Когда из обкома-райкома пришло указание чохом, всей комсомольской органи­зацией, подписаться под поздравлением в адрес всенародного юбиляра, мы с моим приятелем Лаврентием Якимовым затеяли протестную бодягу. Нас живо поддержали - наши молодые геологи были «ребята ёжики, за голяшкой ножики». Еще не битые, еще идеалисты, мы на полном серьёзе восприняли всю ту всесветную пургу насчет «проклятого культа личности» и всего такого прочего, которую еще буквально вчера гнал сам же Хрущев. И вот тебе на! Ведь сам же «во главе ленинского ЦК» громил, разоблачал, предостерегал, выкорчевывал, - и вдруг опять всё снова да ладом: «До­рогой! Любимый! Выдающийся!..»

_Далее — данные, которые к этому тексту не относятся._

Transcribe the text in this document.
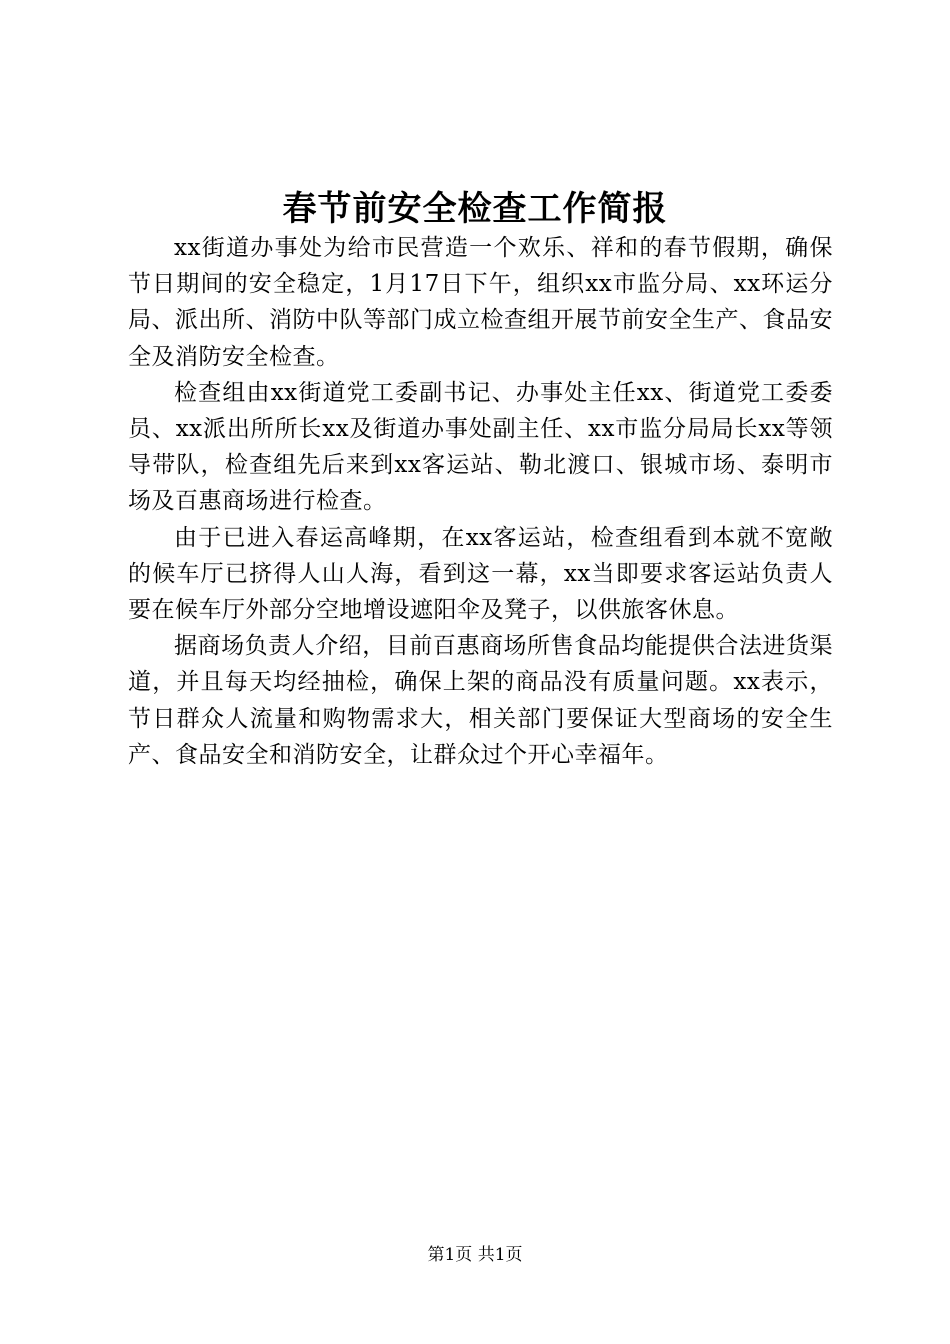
春节前安全检查工作简报

xx街道办事处为给市民营造一个欢乐、祥和的春节假期，确保节日期间的安全稳定，1月17日下午，组织xx市监分局、xx环运分局、派出所、消防中队等部门成立检查组开展节前安全生产、食品安全及消防安全检查。

检查组由xx街道党工委副书记、办事处主任xx、街道党工委委员、xx派出所所长xx及街道办事处副主任、xx市监分局局长xx等领导带队，检查组先后来到xx客运站、勒北渡口、银城市场、泰明市场及百惠商场进行检查。

由于已进入春运高峰期，在xx客运站，检查组看到本就不宽敞的候车厅已挤得人山人海，看到这一幕，xx当即要求客运站负责人要在候车厅外部分空地增设遮阳伞及凳子，以供旅客休息。

据商场负责人介绍，目前百惠商场所售食品均能提供合法进货渠道，并且每天均经抽检，确保上架的商品没有质量问题。xx表示，节日群众人流量和购物需求大，相关部门要保证大型商场的安全生产、食品安全和消防安全，让群众过个开心幸福年。

第1页 共1页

Пока нам объясняли, что «дорогой» и прочее - это никакой не культ, а проявление уважения, признание заслуг - пока нам все это втемяшивали, проблема утратила акту­альность. Знающие люди просветили: поздравление от всей комсомолии республики, оказывается, давным-давно ушло по адресу. За нас уже подписались кому положено, так что все наши визги - мартышкин труд, никто и не думал воспринимать нас все­рьез. В итоге, мы же и оказались дураками...

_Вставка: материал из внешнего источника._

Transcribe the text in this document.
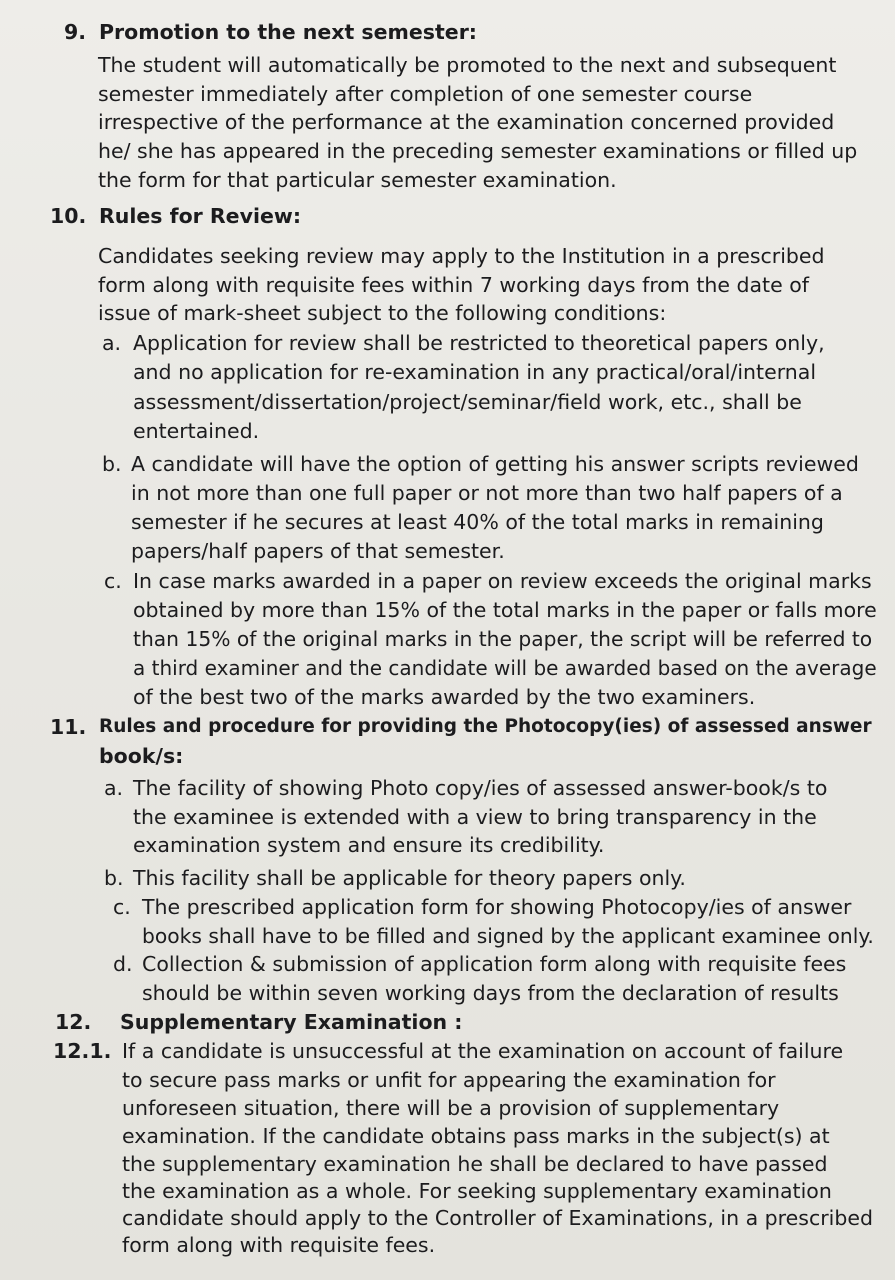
9. Promotion to the next semester:
The student will automatically be promoted to the next and subsequent
semester immediately after completion of one semester course
irrespective of the performance at the examination concerned provided
he/ she has appeared in the preceding semester examinations or filled up
the form for that particular semester examination.
10. Rules for Review:
Candidates seeking review may apply to the Institution in a prescribed
form along with requisite fees within 7 working days from the date of
issue of mark-sheet subject to the following conditions:
a. Application for review shall be restricted to theoretical papers only,
and no application for re-examination in any practical/oral/internal
assessment/dissertation/project/seminar/field work, etc., shall be
entertained.
b. A candidate will have the option of getting his answer scripts reviewed
in not more than one full paper or not more than two half papers of a
semester if he secures at least 40% of the total marks in remaining
papers/half papers of that semester.
c. In case marks awarded in a paper on review exceeds the original marks
obtained by more than 15% of the total marks in the paper or falls more
than 15% of the original marks in the paper, the script will be referred to
a third examiner and the candidate will be awarded based on the average
of the best two of the marks awarded by the two examiners.
11. Rules and procedure for providing the Photocopy(ies) of assessed answer
book/s:
a. The facility of showing Photo copy/ies of assessed answer-book/s to
the examinee is extended with a view to bring transparency in the
examination system and ensure its credibility.
b. This facility shall be applicable for theory papers only.
c. The prescribed application form for showing Photocopy/ies of answer
books shall have to be filled and signed by the applicant examinee only.
d. Collection & submission of application form along with requisite fees
should be within seven working days from the declaration of results
12. Supplementary Examination :
12.1. If a candidate is unsuccessful at the examination on account of failure
to secure pass marks or unfit for appearing the examination for
unforeseen situation, there will be a provision of supplementary
examination. If the candidate obtains pass marks in the subject(s) at
the supplementary examination he shall be declared to have passed
the examination as a whole. For seeking supplementary examination
candidate should apply to the Controller of Examinations, in a prescribed
form along with requisite fees.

Вот так выглядела одна из моих неуклюжих попыток приложить к жизни тот до­стопамятный «критический уклон».

А вообще-то, ребята, когда дело касается персон такого уровня, оказаться в дура­ках - это еще не самое худшее.

 

* * *

Оперный театр. С ним у меня связано одно незначительное, но довольно-таки за­бавное приключение.

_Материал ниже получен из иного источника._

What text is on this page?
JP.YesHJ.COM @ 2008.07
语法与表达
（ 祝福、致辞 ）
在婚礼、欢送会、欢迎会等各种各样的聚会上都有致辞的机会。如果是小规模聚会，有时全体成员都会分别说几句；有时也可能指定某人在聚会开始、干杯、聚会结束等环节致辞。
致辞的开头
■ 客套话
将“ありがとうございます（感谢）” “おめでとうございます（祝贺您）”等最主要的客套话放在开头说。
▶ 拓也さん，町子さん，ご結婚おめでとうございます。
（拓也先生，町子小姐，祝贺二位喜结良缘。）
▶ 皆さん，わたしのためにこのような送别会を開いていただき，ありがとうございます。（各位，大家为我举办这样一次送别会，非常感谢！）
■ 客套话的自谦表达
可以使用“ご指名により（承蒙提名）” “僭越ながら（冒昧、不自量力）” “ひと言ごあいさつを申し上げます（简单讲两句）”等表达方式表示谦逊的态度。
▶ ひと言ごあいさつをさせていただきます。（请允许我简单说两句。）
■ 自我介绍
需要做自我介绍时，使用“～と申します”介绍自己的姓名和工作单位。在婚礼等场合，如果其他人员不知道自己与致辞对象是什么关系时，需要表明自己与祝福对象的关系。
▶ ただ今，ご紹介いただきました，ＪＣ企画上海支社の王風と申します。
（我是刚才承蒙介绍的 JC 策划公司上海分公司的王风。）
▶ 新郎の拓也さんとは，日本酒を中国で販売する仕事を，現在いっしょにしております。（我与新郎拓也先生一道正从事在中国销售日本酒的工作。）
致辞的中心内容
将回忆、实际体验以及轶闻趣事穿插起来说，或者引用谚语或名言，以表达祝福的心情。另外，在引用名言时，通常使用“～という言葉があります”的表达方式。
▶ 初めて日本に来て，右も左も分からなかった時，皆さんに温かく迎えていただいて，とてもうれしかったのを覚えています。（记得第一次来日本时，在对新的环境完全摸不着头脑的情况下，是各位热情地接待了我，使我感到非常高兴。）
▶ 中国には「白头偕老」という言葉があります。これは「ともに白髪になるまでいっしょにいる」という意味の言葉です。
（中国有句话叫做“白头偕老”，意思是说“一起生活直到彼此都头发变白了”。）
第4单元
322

Март всё того же 57-го. Прошел слух: приезжает или уже приехал Л.М. Кагано­вич, а был он тогда, если не ошибаюсь, заместителем Председателя Совета министров СССР. Знаменитый сталинский нарком. Большой человек. Даже подумать страшно. Далее стало известно, что вот сегодня вечером в оперном театре будет собрание, где выступит ОН.

Обуяло любопытство. К тому времени я, буквально еще вчера лопоухий юнец из рабочего поселка Онохой, ощущал себя уже вполне городским парнем. Сделался не в меру любознателен и, боюсь, даже пронырлив. Иначе как объяснить то, что в башке накрепко засела дурацкая мыслишка: «Я непременно должен его увидеть!»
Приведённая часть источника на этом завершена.